Si l’on considère que l’humanité fait partie de la nature, même en « place d’exception », sa capacité de modifier son milieu naturel doit aussi s’appliquer à elle-même, individuellement et collectivement, afin qu’elle puisse cohabiter avec la biosphère qui lui permet de vivre. L’homme est aussi une « main se dessinant », comme l’a illustré Escher dans son tableau éponyme. À vrai dire, cela fait longtemps qu’il se transforme par la culture, les connaissances et la politique, mais le « Passage du Nord-Ouest7 » entre sciences de la nature et savoirs de l’humain, notamment sociaux et politiques, n’est pas toujours aussi dégagé que son homologue arctique. L’on imagine trop souvent, aujourd’hui, une nature humaine intemporelle face à un vivant de plus en plus façonnable. Pourtant, la maitrise du potentiel « écocidaire » de l’humanité est liée à sa capacité de se transformer, notamment par l’intellection, l’action citoyenne et le travail politique. Et, dès lors, de gagner d’autres horizons de sens, de satisfaction et de prospérité, que la seule accumulation de biens dans un monde fini, de plus en plus inégalitaire et réduit en diversité. Ce n’est pas une mince affaire. Notamment parce que l’humanité est plurielle, instable et parfois retorse. Mais que faire d’autre, sinon de tenter aussi cela ? Sans rejeter ce que nous avons acquis en savoirs et en moyens d’action, souvent aux dépens de ce qu’il nous faut aujourd’hui préserver.
- Voir « Kirkenes, Norvège. En attendant les cargos chinois », Le Monde.fr, 10 aout 2013.
- Le vénérable National Geographic titre « Rising Seas » pour son numéro de septembre, avec une couverture montrant une statue de la Liberté, jambes dans l’eau jusqu’aux genoux. Michael Bloomberg, maire de New York, aurait élaboré un plan de 19,5 milliards de dollars pour protéger sa ville contre la montée des eaux.
- L’effet de serre est indispensable à la vie. Sans lui et les gaz qui le produisent (en majorité de l’eau, sous forme de vapeurs ou nuages), la température serait de 30 à 40 degrés inférieure à celle qui prévaut aujourd’hui.
- C’est en tout cas la thèse défendue et illustrée par le biologiste et géographe Jaret Diamond, notamment dans Effondrement (2005). Voir également « L’homme, cet animal suicidaire peint par Jared Diamond », Le Monde.fr, 27septembre 2012. D’autres espèces vivantes, dont les « invasives », peuvent être « écocidaires ».

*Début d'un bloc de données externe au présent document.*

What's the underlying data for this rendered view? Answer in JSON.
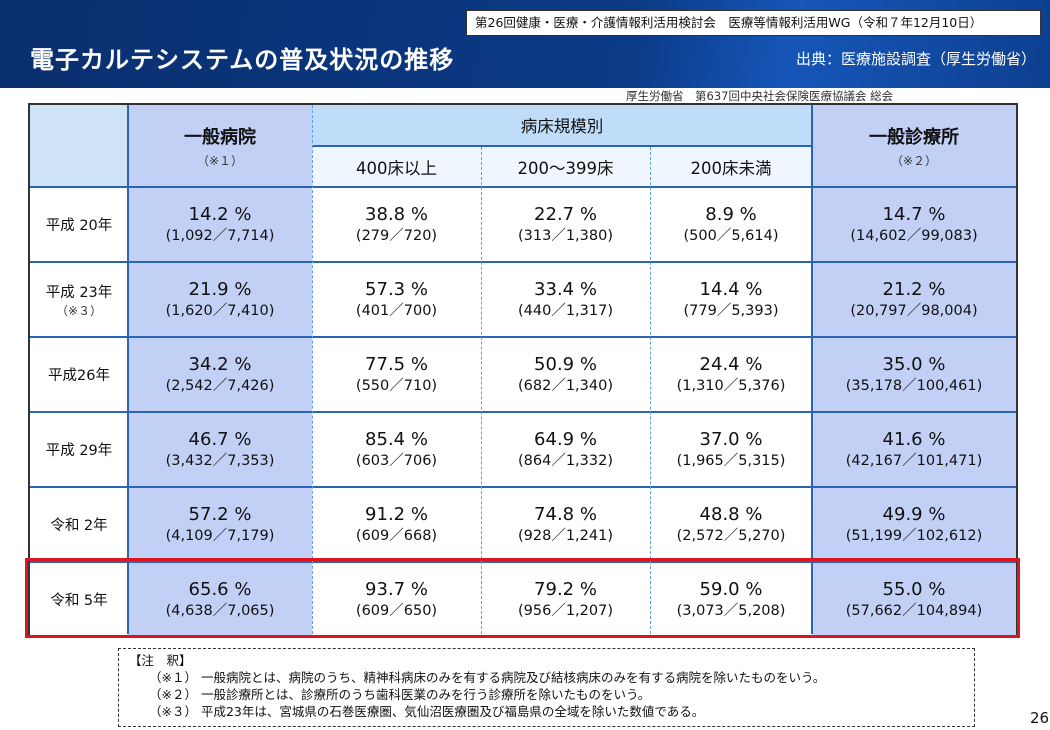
{
  "header": {
    "meeting": "第26回健康・医療・介護情報利活用検討会　医療等情報利活用WG（令和７年12月10日）",
    "title": "電子カルテシステムの普及状況の推移",
    "source": "出典：医療施設調査（厚生労働省）",
    "reference": "厚生労働省　第637回中央社会保険医療協議会 総会"
  },
  "table": {
    "col_general": "一般病院",
    "col_general_note": "（※１）",
    "col_beds": "病床規模別",
    "col_400": "400床以上",
    "col_200": "200～399床",
    "col_under200": "200床未満",
    "col_clinic": "一般診療所",
    "col_clinic_note": "（※２）",
    "rows": [
      {
        "year": "平成 20年",
        "note": "",
        "cells": [
          [
            "14.2 %",
            "(1,092／7,714)"
          ],
          [
            "38.8 %",
            "(279／720)"
          ],
          [
            "22.7 %",
            "(313／1,380)"
          ],
          [
            "8.9 %",
            "(500／5,614)"
          ],
          [
            "14.7 %",
            "(14,602／99,083)"
          ]
        ]
      },
      {
        "year": "平成 23年",
        "note": "（※３）",
        "cells": [
          [
            "21.9 %",
            "(1,620／7,410)"
          ],
          [
            "57.3 %",
            "(401／700)"
          ],
          [
            "33.4 %",
            "(440／1,317)"
          ],
          [
            "14.4 %",
            "(779／5,393)"
          ],
          [
            "21.2 %",
            "(20,797／98,004)"
          ]
        ]
      },
      {
        "year": "平成26年",
        "note": "",
        "cells": [
          [
            "34.2 %",
            "(2,542／7,426)"
          ],
          [
            "77.5 %",
            "(550／710)"
          ],
          [
            "50.9 %",
            "(682／1,340)"
          ],
          [
            "24.4 %",
            "(1,310／5,376)"
          ],
          [
            "35.0 %",
            "(35,178／100,461)"
          ]
        ]
      },
      {
        "year": "平成 29年",
        "note": "",
        "cells": [
          [
            "46.7 %",
            "(3,432／7,353)"
          ],
          [
            "85.4 %",
            "(603／706)"
          ],
          [
            "64.9 %",
            "(864／1,332)"
          ],
          [
            "37.0 %",
            "(1,965／5,315)"
          ],
          [
            "41.6 %",
            "(42,167／101,471)"
          ]
        ]
      },
      {
        "year": "令和 2年",
        "note": "",
        "cells": [
          [
            "57.2 %",
            "(4,109／7,179)"
          ],
          [
            "91.2 %",
            "(609／668)"
          ],
          [
            "74.8 %",
            "(928／1,241)"
          ],
          [
            "48.8 %",
            "(2,572／5,270)"
          ],
          [
            "49.9 %",
            "(51,199／102,612)"
          ]
        ]
      },
      {
        "year": "令和 5年",
        "note": "",
        "cells": [
          [
            "65.6 %",
            "(4,638／7,065)"
          ],
          [
            "93.7 %",
            "(609／650)"
          ],
          [
            "79.2 %",
            "(956／1,207)"
          ],
          [
            "59.0 %",
            "(3,073／5,208)"
          ],
          [
            "55.0 %",
            "(57,662／104,894)"
          ]
        ]
      }
    ]
  },
  "notes": {
    "heading": "【注　釈】",
    "items": [
      "（※１） 一般病院とは、病院のうち、精神科病床のみを有する病院及び結核病床のみを有する病院を除いたものをいう。",
      "（※２） 一般診療所とは、診療所のうち歯科医業のみを行う診療所を除いたものをいう。",
      "（※３） 平成23年は、宮城県の石巻医療圏、気仙沼医療圏及び福島県の全域を除いた数値である。"
    ]
  },
  "page_number": "26"
}
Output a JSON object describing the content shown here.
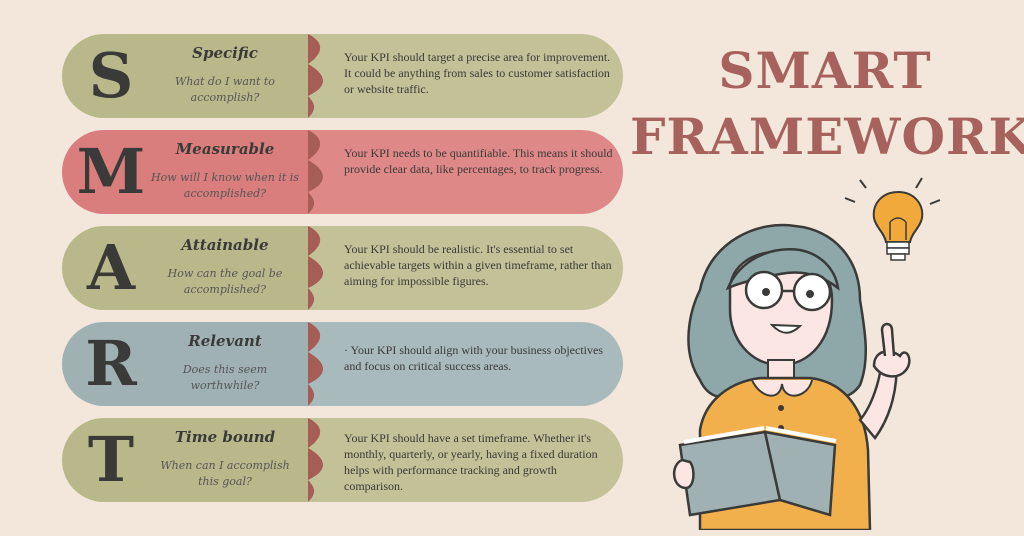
{
  "heading": {
    "line1": "SMART",
    "line2": "FRAMEWORK"
  },
  "rows": [
    {
      "letter": "S",
      "title": "Specific",
      "question": "What do I want to accomplish?",
      "description": "Your KPI should target a precise area for improvement. It could be anything from sales to customer satisfaction or website traffic.",
      "colors": {
        "left": "#b9b88b",
        "right": "#c2c197",
        "notch": "#a65d55"
      }
    },
    {
      "letter": "M",
      "title": "Measurable",
      "question": "How will I know when it is accomplished?",
      "description": "Your KPI needs to be quantifiable. This means it should provide clear data, like percentages, to track progress.",
      "colors": {
        "left": "#d97d7d",
        "right": "#df8888",
        "notch": "#a65d55"
      }
    },
    {
      "letter": "A",
      "title": "Attainable",
      "question": "How can the goal be accomplished?",
      "description": "Your KPI should be realistic. It's essential to set achievable targets within a given timeframe, rather than aiming for impossible figures.",
      "colors": {
        "left": "#b9b88b",
        "right": "#c2c197",
        "notch": "#a65d55"
      }
    },
    {
      "letter": "R",
      "title": "Relevant",
      "question": "Does this seem worthwhile?",
      "description": "·      Your KPI should align with your business objectives and focus on critical success areas.",
      "colors": {
        "left": "#9fb1b3",
        "right": "#a8babc",
        "notch": "#a65d55"
      }
    },
    {
      "letter": "T",
      "title": "Time bound",
      "question": "When can I accomplish this goal?",
      "description": "Your KPI should have a set timeframe. Whether it's monthly, quarterly, or yearly, having a fixed duration helps with performance tracking and growth comparison.",
      "colors": {
        "left": "#b9b88b",
        "right": "#c2c197",
        "notch": "#a65d55"
      }
    }
  ],
  "illustration": {
    "icons": [
      "woman-reading-book-illustration",
      "lightbulb-icon"
    ],
    "colors": {
      "hair": "#8ea8aa",
      "shirt": "#f2b04c",
      "bulb": "#f2a93b",
      "skin": "#fbe6e4",
      "book": "#9fb1b3"
    }
  }
}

- La notion de « Earth Overshoot Day » a été créée par l’ONG Global Footprint Network qui est aussi à la base de la notion d’empreinte écologique.
- Comme l’écrit Tom Dedeurwaerdere (philosophe des sciences, UCL) dans la dernière publication du centre d’animation et de recherche du parti Écolo, Etopia : « La situation est particulièrement inquiétante, notamment parce que la plupart des facteurs qui causent ces crises continuent d’augmenter en importance. Ainsi en est-il de l’augmentation prévue de la population mondiale qui devrait atteindre 9milliards de personnes en 2050, augmentant encore l’impact humain sur l’environnement planétaire », dans « Les sciences du DD pour régir la transition vers la durabilité forte », Etopia, n°12/2013. La question démographique n’est cependant pas évoquée dans le nouveau manifeste d’Écolo, publié dans le même numéro.
- Michel Serres, Le Passage du Nord-Ouest. Hermès V, Minuit, 1980. L’auteur y étudie les relations compliquées et les passages possibles entre sciences exactes et sciences de l’homme.